The White House noted in a statement that Mayorkas, who was on Obama’s justice and law enforcement transition team, was named one of the 50 most influential minority lawyers in America by the National Law Journal.

Robert C. Bonner -- a former federal judge, U.S. attorney in Los Angeles and the first commissioner of Customs and Border Protection -- said Mayorkas had the skills to run the overburdened and underfunded agency, which will play a central role in the Obama administration’s promised overhaul of U.S. immigration policy.

Among the proposed changes are a path to citizenship for as many as 12 million people living in the country illegally. That would place tremendous burdens on an immigration and citizenship agency already plagued by delays, processing backlogs and a lack of the modernized technology needed to keep pace with demand, Bonner said.

“Improving the capabilities of CIS is critical to dealing with immigration reform,” said Bonner, who is now in private practice in Los Angeles. “I have the highest regard for Ali, who is the right person and at the right time to make CIS functional. He has the personal and management skills that will be needed for what is one of the most difficult jobs in Washington.”

Mayorkas also was one of several prominent Southern California political figures who played a role in a 2001 decision by President Clinton to commute a drug dealer’s prison sentence.

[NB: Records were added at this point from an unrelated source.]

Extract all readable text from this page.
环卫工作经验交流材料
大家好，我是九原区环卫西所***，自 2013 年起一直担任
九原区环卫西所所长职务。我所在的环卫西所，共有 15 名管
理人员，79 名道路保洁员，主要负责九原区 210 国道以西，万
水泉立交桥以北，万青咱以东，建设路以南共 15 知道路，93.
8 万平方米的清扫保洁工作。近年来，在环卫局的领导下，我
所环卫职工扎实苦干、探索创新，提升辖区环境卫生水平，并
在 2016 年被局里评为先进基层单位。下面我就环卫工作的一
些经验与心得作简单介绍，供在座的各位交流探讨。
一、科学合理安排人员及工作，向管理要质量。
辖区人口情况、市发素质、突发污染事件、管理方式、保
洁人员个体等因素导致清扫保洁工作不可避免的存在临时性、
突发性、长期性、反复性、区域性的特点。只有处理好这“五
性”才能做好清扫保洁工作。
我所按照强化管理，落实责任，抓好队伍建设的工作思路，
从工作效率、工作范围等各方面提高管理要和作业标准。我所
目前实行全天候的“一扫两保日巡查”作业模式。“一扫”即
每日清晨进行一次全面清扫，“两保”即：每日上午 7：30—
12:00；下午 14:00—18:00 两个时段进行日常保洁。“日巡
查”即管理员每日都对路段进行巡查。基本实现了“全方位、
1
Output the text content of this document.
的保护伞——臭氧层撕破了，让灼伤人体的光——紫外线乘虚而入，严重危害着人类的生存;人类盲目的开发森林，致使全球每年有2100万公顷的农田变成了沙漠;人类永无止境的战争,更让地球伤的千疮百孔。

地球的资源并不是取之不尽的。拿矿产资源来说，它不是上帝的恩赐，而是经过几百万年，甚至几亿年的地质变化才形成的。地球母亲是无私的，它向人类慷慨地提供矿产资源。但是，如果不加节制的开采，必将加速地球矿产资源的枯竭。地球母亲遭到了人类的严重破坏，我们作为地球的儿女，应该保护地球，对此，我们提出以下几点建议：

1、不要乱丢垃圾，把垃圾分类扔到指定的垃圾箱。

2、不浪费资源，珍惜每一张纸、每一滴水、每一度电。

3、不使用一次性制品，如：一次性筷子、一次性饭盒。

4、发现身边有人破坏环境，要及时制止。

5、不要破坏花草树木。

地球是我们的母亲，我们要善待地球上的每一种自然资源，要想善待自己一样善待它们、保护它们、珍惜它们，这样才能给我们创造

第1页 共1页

Carlos Vignali was convicted in 1994 for his role in a drug ring that delivered more than 800 pounds of cocaine -- worth about $5 million at the time -- from Los Angeles to Minneapolis. He was released after serving less than half of his 14 1/2 -year sentence when Clinton included him among 176 clemency cases that he granted in his last few hours in office.

The move sparked outrage among federal prosecutors in Minneapolis, who had lobbied aggressively against any commutation for Vignali. They said Mayorkas had called them twice to ask questions about the case.

Vignali’s father, Horacio, was a wealthy Los Angeles businessman and developer who had contributed more than $160,000 to many Latino political figures in Southern California; he persuaded some of them to lobby the White House for his son’s early release.

Mayorkas later admitted phoning the White House counsel’s office at the urging of the elder Vignali.

A subsequent congressional investigation criticized Mayorkas, saying it was improper for a senior law enforcement official to be lobbying for such a commutation, especially for someone convicted in another district.

Mayorkas apologized. “It is reasonable to expect that someone in my position would do his or her due diligence to learn that information” about Vignali, he told the Los Angeles Times in 2001. “I made a mistake.”


In a brief telephone interview Thursday, Mayorkas said he could not discuss the pending appointment, which has not been made official.

Melanie Sloan, executive director of the public interest watchdog group Citizens for Responsibility and Ethics in Washington, said that it was highly unusual for a top federal prosecutor to seek clemency for a convicted drug dealer and that Mayorkas had not fully addressed why he intervened in the case.

“That makes him a questionable appointment for any government job,” Sloan said. “We’re owed an explanation as to what he did and why he did it. I accept that there could be a good reason, but it must be shared publicly.”